In the name of development, governments are facilitating corporate takeover of land, including fertile agricultural land. Lakhs of acres are being occupied in the name of industrial corridors without any transparency on the nature of industries and infrastructure. The lands are being offered to the corporates free or at throw away prices, while the peasants are evicted without offering proper compensation. All the beneficial provisions for the non-land owing rural poor and dependents on land provided in 2013 act are ignored. Worst victims of this land grabbing spree are poor and middle farmers, rural artisans and agricultural labour. There are struggles emerging in some points against the Delhi Mumbai Industrial Corridor, Bangalore Mumbai Economic Corridor, Bangalore Chennai Industrial Corridor, Chennai Visakhapatnam Industrial Corridor till Kolkata (East Coast Economic Corridor), Amritsar Delhi Kolkata Industrial Corridor. Thousands of acres of land acquired in the name of SEZs, industrialisation and on other pretexts are remaining unutilised for years. These could become sites for mobilisation of landless and occupation of land with the slogan of Zameen Wapsi could be explored.
Against forcible land acquisitions, non-payment or inadequate payment of the compensation, denial of compensation to ‘d form’ patta holders, against taking over of fertile multi-crop lands, inadequate rehabilitation and resettlement provisions etc farmers are protesting and putting up militant fight at many places in all the states. To suppress the agitators, governments are resorting to all sorts of repressive methods. Thousands of people are being arrested. Hundreds are being jailed by implicating them in false cases. Hundreds were injured in brutal lathicharges. Police resorted to firing in Jharkhand, Telangana and Odisha. Two people in Jharkhand and Odisha died in police firings. In Bhagalpur, Bihar there was brutal police action against dalit landless, a large number of who were women. Despite severe repression people are bravely resisting the anti-farmer land acquisition policies of state governments at many places.

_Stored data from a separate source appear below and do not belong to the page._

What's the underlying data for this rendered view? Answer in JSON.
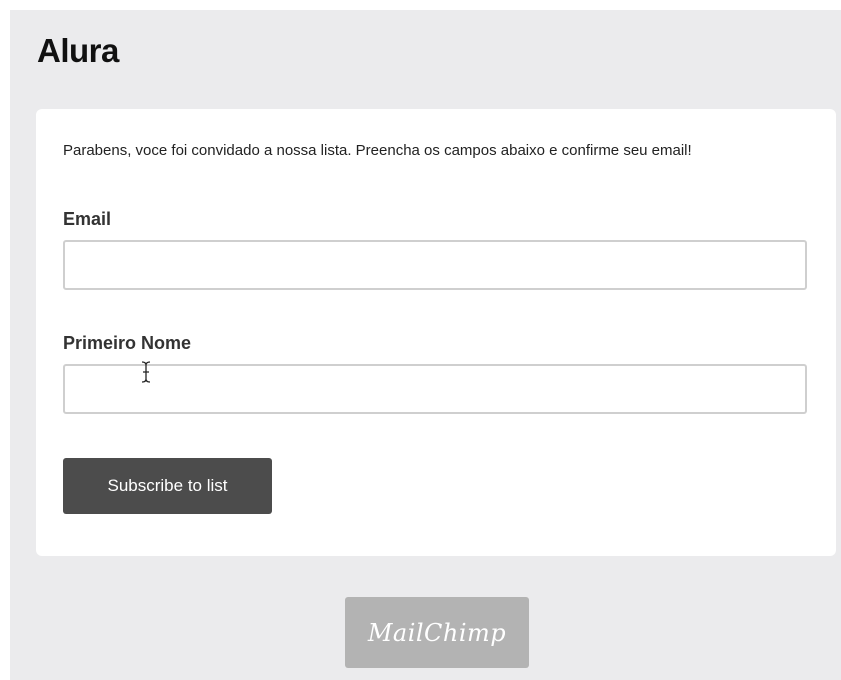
{
  "header": {
    "title": "Alura"
  },
  "form": {
    "intro_text": "Parabens, voce foi convidado a nossa lista. Preencha os campos abaixo e confirme seu email!",
    "email": {
      "label": "Email",
      "value": "",
      "placeholder": ""
    },
    "first_name": {
      "label": "Primeiro Nome",
      "value": "",
      "placeholder": ""
    },
    "submit_label": "Subscribe to list"
  },
  "footer": {
    "badge_text": "MailChimp",
    "badge_color": "#b3b3b3"
  },
  "colors": {
    "page_background": "#ebebed",
    "card_background": "#ffffff",
    "button_background": "#4c4c4c"
  },
  "icons": {
    "cursor": "text-cursor-icon"
  }
}
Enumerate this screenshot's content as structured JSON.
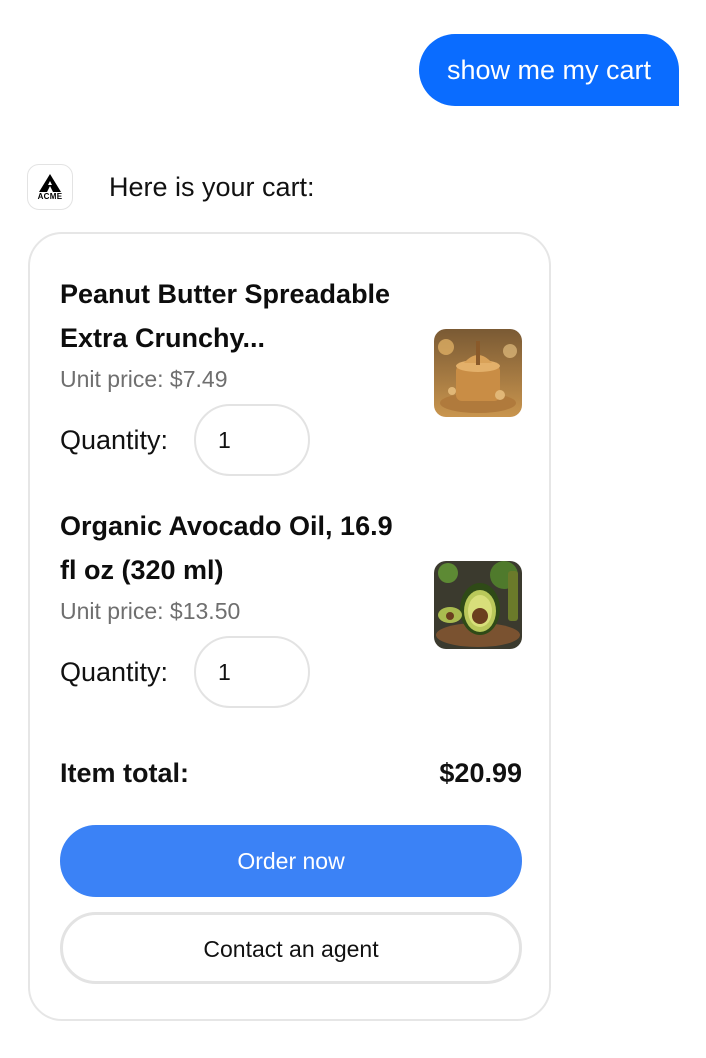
{
  "chat": {
    "user_message": "show me my cart",
    "assistant_message": "Here is your cart:",
    "avatar_text": "ACME"
  },
  "cart": {
    "items": [
      {
        "name": "Peanut Butter Spreadable Extra Crunchy...",
        "unit_price": "Unit price: $7.49",
        "quantity_label": "Quantity:",
        "quantity": "1",
        "image": "peanut-butter-image"
      },
      {
        "name": "Organic Avocado Oil, 16.9 fl oz (320 ml)",
        "unit_price": "Unit price: $13.50",
        "quantity_label": "Quantity:",
        "quantity": "1",
        "image": "avocado-oil-image"
      }
    ],
    "total_label": "Item total:",
    "total_value": "$20.99",
    "order_button": "Order now",
    "contact_button": "Contact an agent"
  },
  "colors": {
    "user_bubble": "#0a6cff",
    "primary_button": "#3b82f6",
    "card_border": "#e6e6e6",
    "muted_text": "#6f6f6f"
  }
}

Resistance to indiscriminate land acquisition and loot of minerals, forest and water resources is also indispensable for the fulfilment of redistributive land reforms as well as ensuring housing rights of the homeless and livelihood security of dependents on land. It is also linked to the struggle to prevent large scale evictions of cultivators of government surplus lands for generations as well as the forest rights of the adivasis and traditional forest dwellers. Wherever objective conditions exist the need to launch struggles for land to landless has to be realised. CPI(M) Central Committee extends full support to these fighting farmers and urges all the democratic sections to mobilise solidarity throughout the country to beat back the anti-farmer and retrogressive land policies of the BJP led central government. It urges all the Party state committees to do everything to help the farmers and other rural poor in pressurising the governments to resolve the issues in the interests of the farmers.